Desde esta perspectiva, enfermar no es simplemente “tener algo”, sino expresar una alteración en la armonía de un sistema vivo. El síntoma deja de ser visto únicamente como un enemigo a combatir y pasa a ser comprendido como un lenguaje del organismo, una manifestación visible de un proceso interno que busca ser comprendido. Dolor, insomnio, fatiga, ansiedad o inflamación no son solo problemas aislados: son expresiones de una dinámica más profunda que merece ser observada con atención.

Esta comprensión cambia radicalmente la relación de la persona con su propio proceso. Cuando la enfermedad es vista únicamente como algo externo que debe ser eliminado, el individuo tiende a ocupar un lugar pasivo frente a lo que le ocurre. Pero cuando se comprende como expresión de una desarmonía funcional, aparece una posibilidad distinta: participar activamente en la propia regulación. Observar hábitos, emociones, ritmos, alimentación, descanso, respiración y calidad de presencia se vuelve parte esencial del proceso de transformación.

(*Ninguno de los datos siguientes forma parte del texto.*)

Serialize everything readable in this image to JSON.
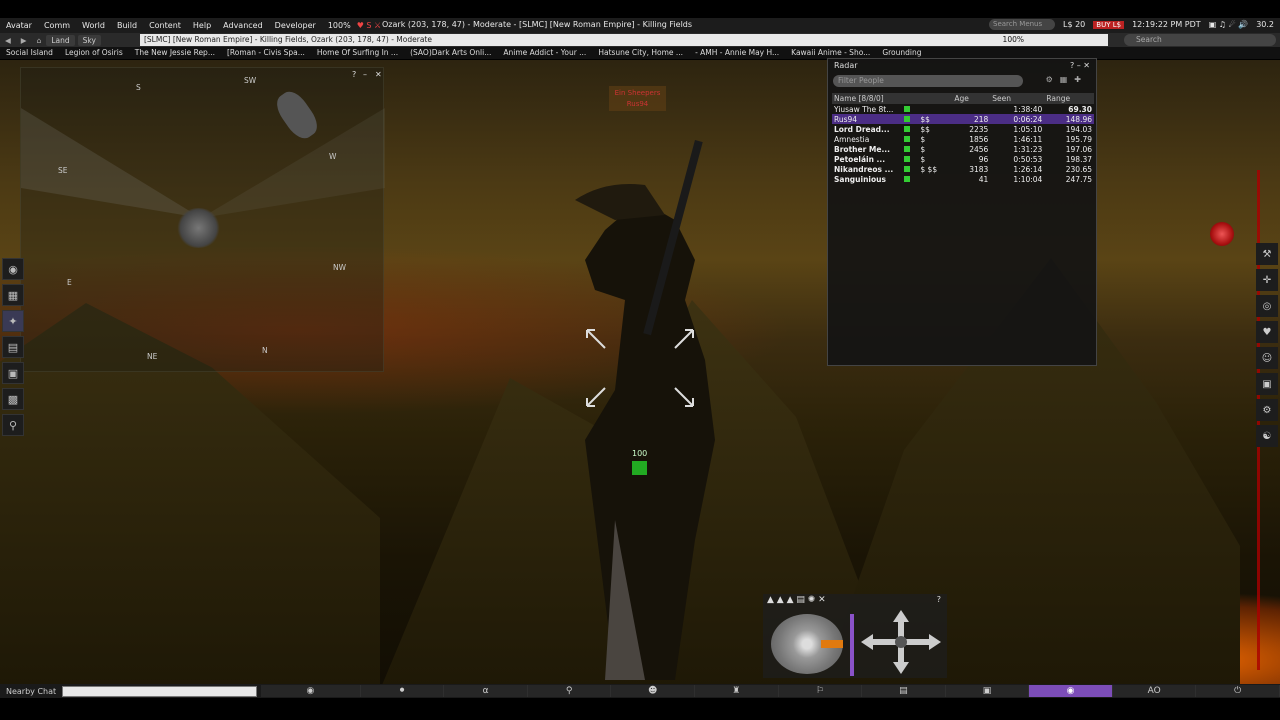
{
  "menubar": {
    "items": [
      "Avatar",
      "Comm",
      "World",
      "Build",
      "Content",
      "Help",
      "Advanced",
      "Developer"
    ],
    "volume": "100%",
    "status": "Ozark (203, 178, 47) - Moderate - [SLMC] [New Roman Empire] - Killing Fields",
    "search_placeholder": "Search Menus",
    "balance": "L$ 20",
    "buy_label": "BUY L$",
    "time": "12:19:22 PM PDT",
    "fps": "30.2"
  },
  "navbar": {
    "land": "Land",
    "sky": "Sky",
    "location": "[SLMC] [New Roman Empire] - Killing Fields, Ozark (203, 178, 47) - Moderate",
    "zoom": "100%",
    "search_placeholder": "Search"
  },
  "favorites": [
    "Social Island",
    "Legion of Osiris",
    "The New Jessie Rep...",
    "[Roman - Civis Spa...",
    "Home Of Surfing In ...",
    "(SAO)Dark Arts Onli...",
    "Anime Addict - Your ...",
    "Hatsune City, Home ...",
    "- AMH - Annie May H...",
    "Kawaii Anime - Sho...",
    "Grounding"
  ],
  "minimap": {
    "compass": {
      "s": "S",
      "sw": "SW",
      "w": "W",
      "se": "SE",
      "e": "E",
      "nw": "NW",
      "ne": "NE",
      "n": "N"
    },
    "help": "?",
    "minimize": "–",
    "close": "✕"
  },
  "hover_tag": [
    "Ein Sheepers",
    "Rus94"
  ],
  "health": "100",
  "radar": {
    "title": "Radar",
    "filter_placeholder": "Filter People",
    "columns": {
      "name": "Name [8/8/0]",
      "age": "Age",
      "seen": "Seen",
      "range": "Range"
    },
    "rows": [
      {
        "name": "Yiusaw The 8t...",
        "flag": "",
        "age": "",
        "seen": "1:38:40",
        "range": "69.30"
      },
      {
        "name": "Rus94",
        "flag": "$$",
        "age": "218",
        "seen": "0:06:24",
        "range": "148.96"
      },
      {
        "name": "Lord Dread...",
        "flag": "$$",
        "age": "2235",
        "seen": "1:05:10",
        "range": "194.03"
      },
      {
        "name": "Amnestia",
        "flag": "$",
        "age": "1856",
        "seen": "1:46:11",
        "range": "195.79"
      },
      {
        "name": "Brother Me...",
        "flag": "$",
        "age": "2456",
        "seen": "1:31:23",
        "range": "197.06"
      },
      {
        "name": "Petoeláin ...",
        "flag": "$",
        "age": "96",
        "seen": "0:50:53",
        "range": "198.37"
      },
      {
        "name": "Nikandreos ...",
        "flag": "$ $$",
        "age": "3183",
        "seen": "1:26:14",
        "range": "230.65"
      },
      {
        "name": "Sanguinious",
        "flag": "",
        "age": "41",
        "seen": "1:10:04",
        "range": "247.75"
      }
    ]
  },
  "camera": {
    "help": "?"
  },
  "bottombar": {
    "nearby_chat": "Nearby Chat",
    "ao": "AO"
  },
  "colors": {
    "accent_purple": "#7c4db8",
    "radar_selected": "#4b2d85",
    "online_green": "#33cc33"
  }
}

En este sentido, la medicina china no trabaja únicamente para suprimir manifestaciones, sino para restaurar relaciones. La relación entre Yin y Yang, entre interior y exterior, entre ascenso y descenso, entre plenitud y vacío, entre movimiento y reposo. La salud no es entendida como ausencia de síntomas, sino como la capacidad del sistema para autorregularse, adaptarse y sostener una armonía dinámica frente al cambio constante de la vida.

Esta visión tiene profundas implicancias terapéuticas. El objetivo no es luchar contra el cuerpo, sino comprenderlo. No imponer una corrección externa sin escuchar el proceso interno, sino favorecer condiciones para que el propio organismo recupere su inteligencia reguladora. Por eso, en la tradición clásica, el acto terapéutico siempre ha sido también un acto de observación, aprendizaje y transformación.

Por esta razón, en nuestra escuela preferimos hablar de practicantes y estudiantes antes que de pacientes. No porque ignoremos el sufrimiento humano ni la necesidad de acompañamiento terapéutico, sino porque entendemos que la transformación profunda exige implicación real. El autoconocimiento no puede delegarse. La regulación interna no ocurre por milagro ni por intervención externa aislada. Requiere presencia, compromiso y participación consciente en el propio proceso.

Comprender la enfermedad desde esta perspectiva no solo cambia la forma de tratarla; cambia la forma de vivirla. Lo que antes parecía únicamente un obstáculo puede convertirse en una puerta de comprensión. Lo que antes era solo síntoma puede convertirse en mensaje. Y lo que antes era lucha puede transformarse en camino de regulación, aprendizaje y transformación interna. En este cambio de mirada comienza, muchas veces, una verdadera posibilidad de restauración.